In the event that you provide to PGI any confidential information (“Client Confidential Information”), including gene lists, genomic coordinates, and genomic sequences, PGI agrees to treat such information as confidential and shall not disclose such information to a third party, except that PGI may disclose such information to its employees, consultants, advisors, and subcontractors only to the extent necessary to develop and supply the Service and Derivative Properties. Client Confidential Information shall not include any item of information which: (a) is within the public domain prior to the time of the disclosure by you to PGI or thereafter becomes within the public domain other than as a result of disclosure by PGI or any of its Representatives in violation of this Agreement; (b) was, on or before the date of disclosure, in the possession of PGI or any of its Representatives, as evidenced by records, however maintained; (c) is acquired by PGI or any of its Representatives from a third party not under an obligation of confidentiality to PGI; or (d) is hereafter independently developed by PGI or any of its Representatives, as evidenced by records, however maintained.
6. Disclaimer of Warranties
PGI MAKES NO WARRANTY, EXPRESS OR IMPLIED, WITH RESPECT TO THE SPECIFICATIONS OR PERFORMANCE OF PGI’S SERVICE AND DERIVATIVE PROPERTIES. PGI SHALL NOT IN ANY EVENT BE LIABLE FOR INCIDENTAL, CONSEQUENTIAL OR SPECIAL DAMAGES OF ANY KIND RESULTING FROM ANY USE OR FAILURE OF THE SERVICE AND DERIVATIVE PROPERTIES.
7. Limitation of Liability
You acknowledge that PGI’s Service and Derivative Properties and Products Related to Design Service have not been validated or tested for diagnostic or clinical use, or any other specific applications.
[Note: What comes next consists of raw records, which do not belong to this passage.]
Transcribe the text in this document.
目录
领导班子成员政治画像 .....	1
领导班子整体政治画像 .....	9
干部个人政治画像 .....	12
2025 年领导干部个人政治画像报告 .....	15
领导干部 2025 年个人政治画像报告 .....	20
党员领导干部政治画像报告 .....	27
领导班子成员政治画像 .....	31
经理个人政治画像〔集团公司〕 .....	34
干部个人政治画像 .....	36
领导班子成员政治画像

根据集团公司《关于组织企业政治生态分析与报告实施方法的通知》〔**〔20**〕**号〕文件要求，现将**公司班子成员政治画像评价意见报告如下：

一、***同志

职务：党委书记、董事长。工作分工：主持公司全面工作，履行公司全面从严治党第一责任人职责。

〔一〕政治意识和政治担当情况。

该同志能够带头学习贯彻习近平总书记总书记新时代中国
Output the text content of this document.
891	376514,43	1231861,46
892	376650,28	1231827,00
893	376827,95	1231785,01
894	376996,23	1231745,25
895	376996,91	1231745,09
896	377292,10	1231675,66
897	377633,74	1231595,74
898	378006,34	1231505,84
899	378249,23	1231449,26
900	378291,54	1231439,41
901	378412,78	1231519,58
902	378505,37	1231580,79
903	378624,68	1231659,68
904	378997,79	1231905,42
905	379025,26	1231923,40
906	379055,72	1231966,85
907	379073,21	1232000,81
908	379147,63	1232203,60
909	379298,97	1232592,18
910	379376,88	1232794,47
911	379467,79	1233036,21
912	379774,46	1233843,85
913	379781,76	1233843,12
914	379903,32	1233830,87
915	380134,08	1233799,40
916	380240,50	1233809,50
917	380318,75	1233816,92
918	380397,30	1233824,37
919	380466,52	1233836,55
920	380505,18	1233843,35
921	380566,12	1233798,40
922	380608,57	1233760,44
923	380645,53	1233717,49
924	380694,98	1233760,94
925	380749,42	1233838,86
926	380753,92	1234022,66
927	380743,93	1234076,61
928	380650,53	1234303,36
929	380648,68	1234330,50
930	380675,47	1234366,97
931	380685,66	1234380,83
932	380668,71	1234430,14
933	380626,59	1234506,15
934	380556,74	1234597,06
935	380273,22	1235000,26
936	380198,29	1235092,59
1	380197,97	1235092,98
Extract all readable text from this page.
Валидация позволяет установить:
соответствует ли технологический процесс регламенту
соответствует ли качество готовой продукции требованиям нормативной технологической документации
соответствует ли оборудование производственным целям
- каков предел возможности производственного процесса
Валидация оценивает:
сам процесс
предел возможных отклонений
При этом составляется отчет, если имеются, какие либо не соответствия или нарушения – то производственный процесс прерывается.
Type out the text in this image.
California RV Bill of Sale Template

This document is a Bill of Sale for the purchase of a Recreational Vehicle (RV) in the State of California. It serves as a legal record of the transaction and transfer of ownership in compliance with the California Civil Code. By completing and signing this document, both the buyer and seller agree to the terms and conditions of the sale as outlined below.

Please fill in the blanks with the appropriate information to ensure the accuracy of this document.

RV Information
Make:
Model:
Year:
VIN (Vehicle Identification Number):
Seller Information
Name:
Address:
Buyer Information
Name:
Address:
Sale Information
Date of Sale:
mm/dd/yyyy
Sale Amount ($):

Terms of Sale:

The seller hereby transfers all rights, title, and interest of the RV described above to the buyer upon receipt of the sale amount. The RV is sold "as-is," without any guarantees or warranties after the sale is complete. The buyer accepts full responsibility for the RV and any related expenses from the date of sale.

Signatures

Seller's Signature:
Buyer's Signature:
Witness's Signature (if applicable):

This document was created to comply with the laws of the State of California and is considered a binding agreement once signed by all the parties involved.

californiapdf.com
No regulatory approval, clearance, or similar designation (the “Approvals”) has been obtained for PGI’s Service and Derivative Properties and Products Related to Design Service. You agree that you are solely responsible for complying with any applicable laws and regulations, and obtaining necessary Approvals from relevant regulatory bodies.
You agree to indemnify, defend and hold PGI and our parent, subsidiaries, affiliates, partners, officers, directors, agents, contractors, licensors, service providers, subcontractors, suppliers, interns and employees, harmless from any claim or demand, including reasonable attorneys’ fees due to or arising out of your use of PGI’s Service and Derivative Properties and Products Related to Design Service in any manner not specified by PGI in any product documents accompanying the Service and Derivative Properties and Products Related to Design Service or your violation of any law or the rights of a third-party.
9. Termination and Survival
Either party may terminate this Agreement upon the material breach of the other party. Upon termination, the following terms shall survive: Proprietary Rights and Mutual Confidentiality, Limitation of Liability, Indemnification. All terms that by their nature survive termination or expiration of this Agreement, will survive.
10. Controlling Law
This Agreement shall be governed by and construed under the law of the state of California, USA, excluding choice of law rules.
11. Entire Agreement
This Agreement contains the entire Agreement related to this subject matter and supersedes all prior or contemporaneous agreement, written or oral, between the parties. If any terms of this Agreement are invalid or unenforceable, the other terms remain in effect.